Between layers of testing and clinical trials, the average vaccine takes roughly five-to-ten years in development (and costs around $500 million) before it's ready for public use in the US.
That's why The US Department of Health and Human Services (HHS) launched Operation Warp Speed (OWS) in June 2020.
Operation Warp Speed (OWS)
Per the HHS website OWS "aims to deliver 300 million doses of a safe, effective vaccine for COVID-19 by January 2021 as part of a broader strategy to accelerate the development, manufacturing, and distribution of COVID-19 vaccines, therapeutics, and diagnostics." Together, these treatments and tests are collectively called "countermeasures."
OWS Key Players
OWS is a partnership among:
The Department of Health and Human Services (HHS)
The Centers for Disease Control and Prevention (CDC)
The Food and Drug Administration (FDA)
The National Institutes of Health (NIH)
The Biomedical Advanced Research and Development Authority (BARDA)

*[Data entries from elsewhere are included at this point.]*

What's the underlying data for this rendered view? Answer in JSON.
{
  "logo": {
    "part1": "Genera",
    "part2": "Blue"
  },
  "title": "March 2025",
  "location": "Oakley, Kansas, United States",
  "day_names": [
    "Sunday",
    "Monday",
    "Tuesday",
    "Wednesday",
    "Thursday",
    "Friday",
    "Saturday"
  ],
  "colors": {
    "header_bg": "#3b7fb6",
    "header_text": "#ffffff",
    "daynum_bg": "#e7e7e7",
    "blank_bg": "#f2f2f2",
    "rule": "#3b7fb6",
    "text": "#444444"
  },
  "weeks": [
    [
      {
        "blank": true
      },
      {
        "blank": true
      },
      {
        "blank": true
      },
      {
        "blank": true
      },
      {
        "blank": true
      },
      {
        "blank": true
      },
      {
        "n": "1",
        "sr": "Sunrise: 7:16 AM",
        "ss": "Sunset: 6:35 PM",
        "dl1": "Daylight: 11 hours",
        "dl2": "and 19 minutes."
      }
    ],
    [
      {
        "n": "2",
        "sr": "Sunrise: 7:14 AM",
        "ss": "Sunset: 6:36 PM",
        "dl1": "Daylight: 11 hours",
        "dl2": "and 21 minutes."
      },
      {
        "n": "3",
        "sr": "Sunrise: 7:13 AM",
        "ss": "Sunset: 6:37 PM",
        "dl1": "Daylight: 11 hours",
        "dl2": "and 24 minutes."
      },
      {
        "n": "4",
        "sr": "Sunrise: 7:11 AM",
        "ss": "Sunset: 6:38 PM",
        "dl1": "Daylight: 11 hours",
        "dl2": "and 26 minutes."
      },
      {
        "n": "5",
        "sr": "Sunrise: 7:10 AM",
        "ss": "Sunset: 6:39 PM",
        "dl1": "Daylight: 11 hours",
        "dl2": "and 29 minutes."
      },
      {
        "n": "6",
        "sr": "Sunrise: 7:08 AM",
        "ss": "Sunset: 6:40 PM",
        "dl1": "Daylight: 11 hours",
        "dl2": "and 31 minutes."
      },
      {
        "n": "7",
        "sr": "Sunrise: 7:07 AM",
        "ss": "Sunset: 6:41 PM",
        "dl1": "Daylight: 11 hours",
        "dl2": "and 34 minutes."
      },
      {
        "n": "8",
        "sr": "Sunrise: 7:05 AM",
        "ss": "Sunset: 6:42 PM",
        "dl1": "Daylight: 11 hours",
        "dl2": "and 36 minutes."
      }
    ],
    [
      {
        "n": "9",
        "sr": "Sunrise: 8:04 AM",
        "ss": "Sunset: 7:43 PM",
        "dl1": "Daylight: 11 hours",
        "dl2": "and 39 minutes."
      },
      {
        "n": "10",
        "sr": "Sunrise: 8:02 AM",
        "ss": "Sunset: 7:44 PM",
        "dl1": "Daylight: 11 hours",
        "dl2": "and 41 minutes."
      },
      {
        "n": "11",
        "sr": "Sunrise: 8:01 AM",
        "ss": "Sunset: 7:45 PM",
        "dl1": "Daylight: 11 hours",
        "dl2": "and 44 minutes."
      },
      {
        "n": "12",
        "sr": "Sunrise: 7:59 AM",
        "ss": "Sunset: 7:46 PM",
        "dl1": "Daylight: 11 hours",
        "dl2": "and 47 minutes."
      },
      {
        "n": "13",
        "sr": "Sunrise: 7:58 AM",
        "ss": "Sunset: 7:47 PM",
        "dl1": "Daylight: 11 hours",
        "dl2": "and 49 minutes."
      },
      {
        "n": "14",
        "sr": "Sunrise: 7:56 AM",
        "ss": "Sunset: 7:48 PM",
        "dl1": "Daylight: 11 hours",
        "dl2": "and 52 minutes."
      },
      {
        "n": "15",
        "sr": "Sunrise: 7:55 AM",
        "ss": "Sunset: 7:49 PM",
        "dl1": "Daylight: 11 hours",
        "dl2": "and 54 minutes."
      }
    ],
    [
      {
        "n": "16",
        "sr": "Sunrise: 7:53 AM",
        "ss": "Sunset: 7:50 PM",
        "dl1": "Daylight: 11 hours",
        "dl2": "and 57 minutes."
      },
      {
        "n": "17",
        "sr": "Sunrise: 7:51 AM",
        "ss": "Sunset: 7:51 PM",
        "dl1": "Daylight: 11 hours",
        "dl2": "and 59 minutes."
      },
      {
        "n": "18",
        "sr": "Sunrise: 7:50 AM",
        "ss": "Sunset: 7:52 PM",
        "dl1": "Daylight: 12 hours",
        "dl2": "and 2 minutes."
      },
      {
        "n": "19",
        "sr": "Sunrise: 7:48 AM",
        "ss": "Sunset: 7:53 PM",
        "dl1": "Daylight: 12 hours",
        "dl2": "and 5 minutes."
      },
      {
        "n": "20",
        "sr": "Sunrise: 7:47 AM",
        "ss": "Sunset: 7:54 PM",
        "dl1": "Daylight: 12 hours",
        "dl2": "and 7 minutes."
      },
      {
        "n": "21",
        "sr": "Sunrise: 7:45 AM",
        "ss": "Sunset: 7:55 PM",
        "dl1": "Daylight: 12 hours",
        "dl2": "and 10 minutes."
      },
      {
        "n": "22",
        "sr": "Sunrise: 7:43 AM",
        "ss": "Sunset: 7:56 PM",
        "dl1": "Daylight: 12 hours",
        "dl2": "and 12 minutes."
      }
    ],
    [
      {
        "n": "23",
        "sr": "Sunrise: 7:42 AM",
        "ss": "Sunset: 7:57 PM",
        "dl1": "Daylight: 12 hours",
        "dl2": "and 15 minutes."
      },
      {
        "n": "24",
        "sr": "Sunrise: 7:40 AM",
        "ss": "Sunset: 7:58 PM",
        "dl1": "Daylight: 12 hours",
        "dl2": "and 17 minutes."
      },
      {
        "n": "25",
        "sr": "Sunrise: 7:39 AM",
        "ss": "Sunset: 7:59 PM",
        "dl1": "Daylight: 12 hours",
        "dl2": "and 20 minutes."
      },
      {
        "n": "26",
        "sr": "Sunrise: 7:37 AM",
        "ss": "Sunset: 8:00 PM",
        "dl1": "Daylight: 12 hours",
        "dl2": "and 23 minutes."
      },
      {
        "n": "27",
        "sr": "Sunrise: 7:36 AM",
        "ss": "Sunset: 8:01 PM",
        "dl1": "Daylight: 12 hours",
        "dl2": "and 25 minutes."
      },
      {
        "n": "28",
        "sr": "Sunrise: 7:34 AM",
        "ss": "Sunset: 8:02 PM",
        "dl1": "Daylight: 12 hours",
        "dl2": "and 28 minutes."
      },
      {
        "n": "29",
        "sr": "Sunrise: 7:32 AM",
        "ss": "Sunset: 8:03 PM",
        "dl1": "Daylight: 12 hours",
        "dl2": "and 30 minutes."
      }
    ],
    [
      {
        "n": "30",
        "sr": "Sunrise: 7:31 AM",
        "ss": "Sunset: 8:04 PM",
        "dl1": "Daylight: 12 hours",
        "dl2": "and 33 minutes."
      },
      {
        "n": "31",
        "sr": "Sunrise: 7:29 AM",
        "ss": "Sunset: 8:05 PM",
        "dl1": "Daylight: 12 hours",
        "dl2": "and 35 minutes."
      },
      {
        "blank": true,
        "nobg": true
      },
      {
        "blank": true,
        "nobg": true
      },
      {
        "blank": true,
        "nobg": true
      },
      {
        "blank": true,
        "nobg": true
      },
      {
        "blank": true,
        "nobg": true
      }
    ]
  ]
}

and the Department of Defense (DoD)
OWS also engages with private companies, providers, and other federal agencies like the Department of Agriculture and the Department of Energy. Together, these teams work day and night to create a safe, reliable COVID-19 vaccine that works. Today, about 140 potential vaccines are in various stages of vaccine development.
COVID-19 Vaccine Candidates in the 5 Stages of Vaccine Development
Most vaccines spend years in these five stages of development:
Discovery and Research: there are at least 100 potential COVID-19 vaccine candidates in this phase right now. Usually, it takes at least two years, and as many as five.
Pre-clinical: Currently, there are about twenty candidates this far.
Clinical Development: is divided into Phase I — safety, Phase II — which demonstrates a vaccine's ability to activate the immune response, and Phase III — proving the vaccine protects against disease. There are about ten vaccines in Phase I and five in Phase II today. Only one candidate has made it to Phase III and beyond.
Regulatory Review and Approval: One vaccine candidate has made it this far today.
Manufacturing and Delivery: At this time, vaccine candidates aren't yet ready for administration.
How Long Until We See a COVID-19 Vaccine Widely Available to the Public?
Dr. Anthony Fauci believes we are still about a year away. He reminded Americans on July 24, 2020, that even if a vaccine candidate gets through the testing process successfully this year, it will be several more months until that vaccination is widespread across the US.
"I think as we get into 2021, several months in, [there will be a vaccine] widely available to people in the United States," Fauci told the Washington Post's Bob Costa.